Self-management of abortion could also be empowering for women, as it allows women to take ownership of the abortion process. Abortion pills also have a great potential to change the rhetoric over abortion. Today, even in countries where abortion is criminalized, women obtain the pills somehow and use them to self induce abortions. When done within the first twelve weeks, medical abortions are 97% effective and have a low risk of complications at around 2-3%.

Women on Web and Telemedicine Abortion

Founded in 2006, Women on Web has been a pioneering organization aiming at providing help and information on safe medical abortion in countries with restrictive settings. Building upon previous self-managed abortion activism and combining it with the use of internet and telemedicine, Women on Web has established an online telemedicine service through which women can make online consultations on the internet and ask for safe medical abortion at their home address. Founded by Dutch physician Dr. Rebecca Gomperts, Women on Web also constitutes a digital solidarity network for women.

The website functions as a referral service. As women fill in consultations online, their help requests are reviewed by medical doctors. A helpdesk is employed at the service of women to assist them during the medical abortion procedure, and to reply any questions they might have. Today, Women on Web website is available in 22 languages and has more than 1 million visitors each month. The website also serves as a resource for both scientific and practical information over medical abortion. This is highly important, given the widespread misinformation propaganda against abortion. From 2006 to 2016, Women on Web has received over 200,000 help requests over 140 countries, and approximately 50,000 women received a medical abortion at home.

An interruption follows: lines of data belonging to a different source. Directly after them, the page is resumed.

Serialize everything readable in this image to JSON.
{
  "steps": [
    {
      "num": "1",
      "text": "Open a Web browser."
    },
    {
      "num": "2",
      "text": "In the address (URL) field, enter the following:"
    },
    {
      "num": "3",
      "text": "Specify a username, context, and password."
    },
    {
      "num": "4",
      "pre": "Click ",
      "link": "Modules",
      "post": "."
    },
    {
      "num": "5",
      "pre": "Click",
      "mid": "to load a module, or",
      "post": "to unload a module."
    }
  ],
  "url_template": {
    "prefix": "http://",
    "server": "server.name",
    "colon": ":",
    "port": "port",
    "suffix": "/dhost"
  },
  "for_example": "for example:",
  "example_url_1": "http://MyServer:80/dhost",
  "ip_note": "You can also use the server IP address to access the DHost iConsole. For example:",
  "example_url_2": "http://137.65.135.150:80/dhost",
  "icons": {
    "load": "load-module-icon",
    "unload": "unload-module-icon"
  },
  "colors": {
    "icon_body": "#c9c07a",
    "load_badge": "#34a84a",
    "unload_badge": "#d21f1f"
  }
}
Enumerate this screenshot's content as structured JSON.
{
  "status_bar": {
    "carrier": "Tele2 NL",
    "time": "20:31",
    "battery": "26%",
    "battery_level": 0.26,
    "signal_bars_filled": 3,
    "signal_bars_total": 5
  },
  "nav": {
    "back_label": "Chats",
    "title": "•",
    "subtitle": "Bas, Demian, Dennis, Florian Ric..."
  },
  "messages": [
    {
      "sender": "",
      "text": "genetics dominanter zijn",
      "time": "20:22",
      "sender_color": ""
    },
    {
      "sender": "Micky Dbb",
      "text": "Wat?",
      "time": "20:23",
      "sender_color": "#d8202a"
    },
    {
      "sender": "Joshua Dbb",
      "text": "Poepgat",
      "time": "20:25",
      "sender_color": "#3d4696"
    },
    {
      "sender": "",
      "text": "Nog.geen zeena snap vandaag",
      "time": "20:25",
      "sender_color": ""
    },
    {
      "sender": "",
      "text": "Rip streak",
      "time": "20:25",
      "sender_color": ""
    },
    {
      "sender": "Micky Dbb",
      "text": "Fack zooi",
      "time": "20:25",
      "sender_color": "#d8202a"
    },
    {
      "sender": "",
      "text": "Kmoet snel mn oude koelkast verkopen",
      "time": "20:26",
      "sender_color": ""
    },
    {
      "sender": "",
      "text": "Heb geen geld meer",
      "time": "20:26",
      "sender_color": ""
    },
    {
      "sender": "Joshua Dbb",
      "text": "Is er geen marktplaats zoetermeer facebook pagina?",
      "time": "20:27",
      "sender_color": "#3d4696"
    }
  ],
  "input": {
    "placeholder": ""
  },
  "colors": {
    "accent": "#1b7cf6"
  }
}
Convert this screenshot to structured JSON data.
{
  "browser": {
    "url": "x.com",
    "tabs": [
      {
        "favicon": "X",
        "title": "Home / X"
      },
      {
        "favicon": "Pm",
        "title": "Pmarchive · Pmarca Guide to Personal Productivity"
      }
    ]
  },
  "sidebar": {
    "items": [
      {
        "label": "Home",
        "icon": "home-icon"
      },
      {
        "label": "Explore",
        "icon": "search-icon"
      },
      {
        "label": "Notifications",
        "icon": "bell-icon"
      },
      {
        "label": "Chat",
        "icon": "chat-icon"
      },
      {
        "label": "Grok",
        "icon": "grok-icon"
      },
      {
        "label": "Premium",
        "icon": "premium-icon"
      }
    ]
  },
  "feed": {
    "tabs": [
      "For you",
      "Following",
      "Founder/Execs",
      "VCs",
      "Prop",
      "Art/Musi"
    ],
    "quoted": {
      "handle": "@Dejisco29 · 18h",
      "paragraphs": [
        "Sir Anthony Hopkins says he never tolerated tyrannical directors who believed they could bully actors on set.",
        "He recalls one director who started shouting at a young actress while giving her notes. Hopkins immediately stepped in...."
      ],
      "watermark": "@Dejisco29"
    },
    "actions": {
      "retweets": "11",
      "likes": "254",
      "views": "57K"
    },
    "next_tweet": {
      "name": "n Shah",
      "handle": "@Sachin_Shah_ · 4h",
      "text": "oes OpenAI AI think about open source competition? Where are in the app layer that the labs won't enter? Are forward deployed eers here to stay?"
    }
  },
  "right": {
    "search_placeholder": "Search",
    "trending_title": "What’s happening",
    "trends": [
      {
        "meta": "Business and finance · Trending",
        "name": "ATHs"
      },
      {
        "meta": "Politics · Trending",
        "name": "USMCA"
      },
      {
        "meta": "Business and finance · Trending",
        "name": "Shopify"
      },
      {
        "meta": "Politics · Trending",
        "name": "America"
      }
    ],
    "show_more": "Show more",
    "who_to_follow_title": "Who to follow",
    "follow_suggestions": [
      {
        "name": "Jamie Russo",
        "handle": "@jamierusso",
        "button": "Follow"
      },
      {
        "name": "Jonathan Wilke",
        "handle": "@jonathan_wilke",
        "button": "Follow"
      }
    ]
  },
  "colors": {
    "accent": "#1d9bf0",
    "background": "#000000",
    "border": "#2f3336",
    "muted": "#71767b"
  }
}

 “Sexual and reproductive health and rights cannot be ignored or sidelined amid the pandemic, and we cannot leave women behind, never again. ” 

Telemedicine Abortion and Corona Outbreak

Since the emergence of corona outbreak, access to abortion became even more difficult for many women. Asking help at Women on Web, women write about not being able to leave the house due to confinement and childcare, hospitals not accepting patients, or simply being afraid to go to a clinic. Women need abortions during the pandemic, and there is a way to ensure access to safe abortion despite COVID-19: Telemedicine abortion.

Recognizing this potential of telemedicine, several countries have already liberalized their regulations. Medical abortions and teleconsultations are now allowed in the UK, Ireland and France. Women’s groups and youth groups have been advocating for this change elsewhere, calling governments to take action. In the Netherlands, Women on Waves and Bureau Clara Wichmann requested the Ducth Minister to allow telemedicine abortions. However, their request has been rejected. Several groups have also criticized the FDA (Food and Drug Administration) restrictions on abortion pills.

Today, we have enough scientific evidence showing the safety and effectiveness of self-administered medical abortions in early pregnancies. Restrictions on abortion pills and on telemedicine seem not only arbitrary but also detrimental to women’s mental and physical health. Sexual and reproductive health and rights cannot be ignored or sidelined amid the pandemic, and we cannot leave women behind, never again. 

About the Author: Hazal Atay is a Helpdesk Coordinator at Women on Web and a doctoral candidate and researcher at Sciences Po Paris. Hazal has been working on sexual and reproductive rights for over 8 years and is a Middle East and North Africa Advisor at the FRIDA | The Young Feminist Fund.